Yellowstone Bison Slaughter Over, Controversy Remains
Although ranchers do not support the release of bison outside the park, a study conducted by the U.S. Department of Agriculture and the Wildlife Conservation Society found recently that bison can be quarantined and determined to be brucellosis-free. This makes it safe to take young bison out of Yellowstone and combine them with herds elsewhere without risking brucellosis transmission to a new set of animals, the study authors said.
“The results of this study indicate that under the right conditions, there is an opportunity to produce live brucellosis-free bison from even a herd with a large number of infected animals like the one in Yellowstone National Park,” said Dr. Jack Rhyan, APHIS Veterinary Officer, in a statement released by the Wildlife Conservation Society. “Additionally, this study was a great example of the benefits to be gained from several agencies pooling resources and expertise to research the critical issue of brucellosis in wildlife.”
Brucellosis, which causes miscarriage in the animals, can be passed on to a cow that comes in contact with the aborted fetus of a bison, elk or cattle. The study took young bison from an infected herd and kept them long enough to calve. The animals and their offspring were tested for brucellosis and found to be disease-free, rendering them safe, the Bozeman Daily Chronicle reported.
Yellowstone bison are the most genetically pure, meaning they are a match for the herds that used to thunder across the Great Plains, a mainstay of culture and sustenance for Indigenous Peoples. An agreement with Montana mandates the park to keep the bison population at 3,200 in its northern herd and 1,400 in the central, the latter being the one that tends to migrate out of the park in winter.

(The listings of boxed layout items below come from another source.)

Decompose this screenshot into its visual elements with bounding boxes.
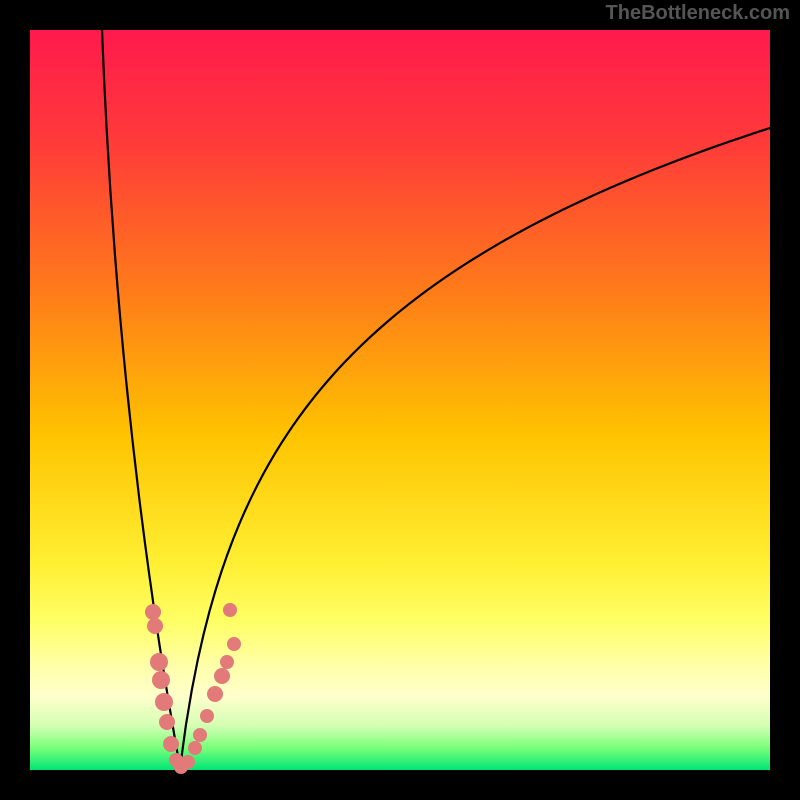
chart-container: TheBottleneck.com xyxy=(0,0,800,800)
data-point xyxy=(200,709,214,723)
bottleneck-curves xyxy=(30,30,770,770)
data-point xyxy=(163,736,179,752)
data-point xyxy=(181,755,195,769)
curve-right-branch xyxy=(180,128,770,768)
data-point xyxy=(214,668,230,684)
data-point xyxy=(220,655,234,669)
data-point xyxy=(155,693,173,711)
data-point xyxy=(159,714,175,730)
data-point xyxy=(150,653,168,671)
data-point xyxy=(227,637,241,651)
data-point xyxy=(145,604,161,620)
data-point xyxy=(207,686,223,702)
data-point xyxy=(147,618,163,634)
curve-left-branch xyxy=(102,30,180,768)
plot-area xyxy=(30,30,770,770)
watermark-text: TheBottleneck.com xyxy=(606,2,790,25)
data-point xyxy=(188,741,202,755)
data-point xyxy=(223,603,237,617)
data-point xyxy=(193,728,207,742)
data-point xyxy=(152,671,170,689)
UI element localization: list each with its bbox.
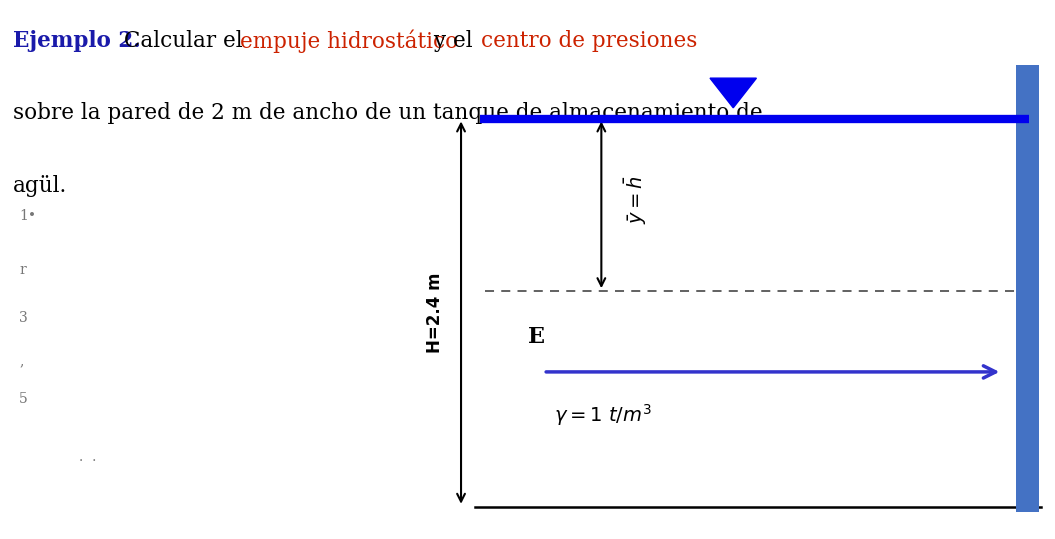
- Text: agül.: agül.: [13, 175, 66, 197]
- Text: sobre la pared de 2 m de ancho de un tanque de almacenamiento de: sobre la pared de 2 m de ancho de un tan…: [13, 102, 763, 125]
- Text: Ejemplo 2.: Ejemplo 2.: [13, 30, 140, 52]
- Text: $\gamma = 1\ t/m^3$: $\gamma = 1\ t/m^3$: [554, 402, 652, 428]
- FancyBboxPatch shape: [1016, 65, 1039, 512]
- Text: ·  ·: · ·: [79, 454, 97, 468]
- Polygon shape: [710, 78, 756, 108]
- Text: Calcular el: Calcular el: [116, 30, 249, 52]
- Text: 5: 5: [19, 392, 27, 406]
- Text: H=2.4 m: H=2.4 m: [425, 272, 444, 353]
- Text: centro de presiones: centro de presiones: [480, 30, 697, 52]
- Text: empuje hidrostático: empuje hidrostático: [241, 30, 458, 53]
- Text: $\bar{y} = \bar{h}$: $\bar{y} = \bar{h}$: [621, 175, 649, 224]
- Text: ,: ,: [19, 354, 23, 368]
- Text: r: r: [19, 262, 25, 277]
- Text: E: E: [528, 326, 544, 348]
- Text: y el: y el: [426, 30, 479, 52]
- Text: 1•: 1•: [19, 209, 36, 223]
- Text: 3: 3: [19, 311, 27, 325]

Meanwhile acrimony erupted between two tribes that are historical enemies when a Blackfoot man accused the Nez Perce of killing pregnant female bison. Nez Perce Tribal Chairman Silas Whitman spoke out after James St. Goddard of the Blackfoot Confederacy showed up at Montana Governor Steve Bullock’s office bearing a bloody bison heart in a plastic bag. Whitman said that although they did not agree with the methods used, Nez Perce members welcomed the meat. The Salish Kootenai, Umatilla and Nez Perce all have hunting rights outside the park, according to the Helena Independent Record, while the Blackfoot do not.
“We deal with the hand we’ve been given, and our people need to eat,” said Whitman.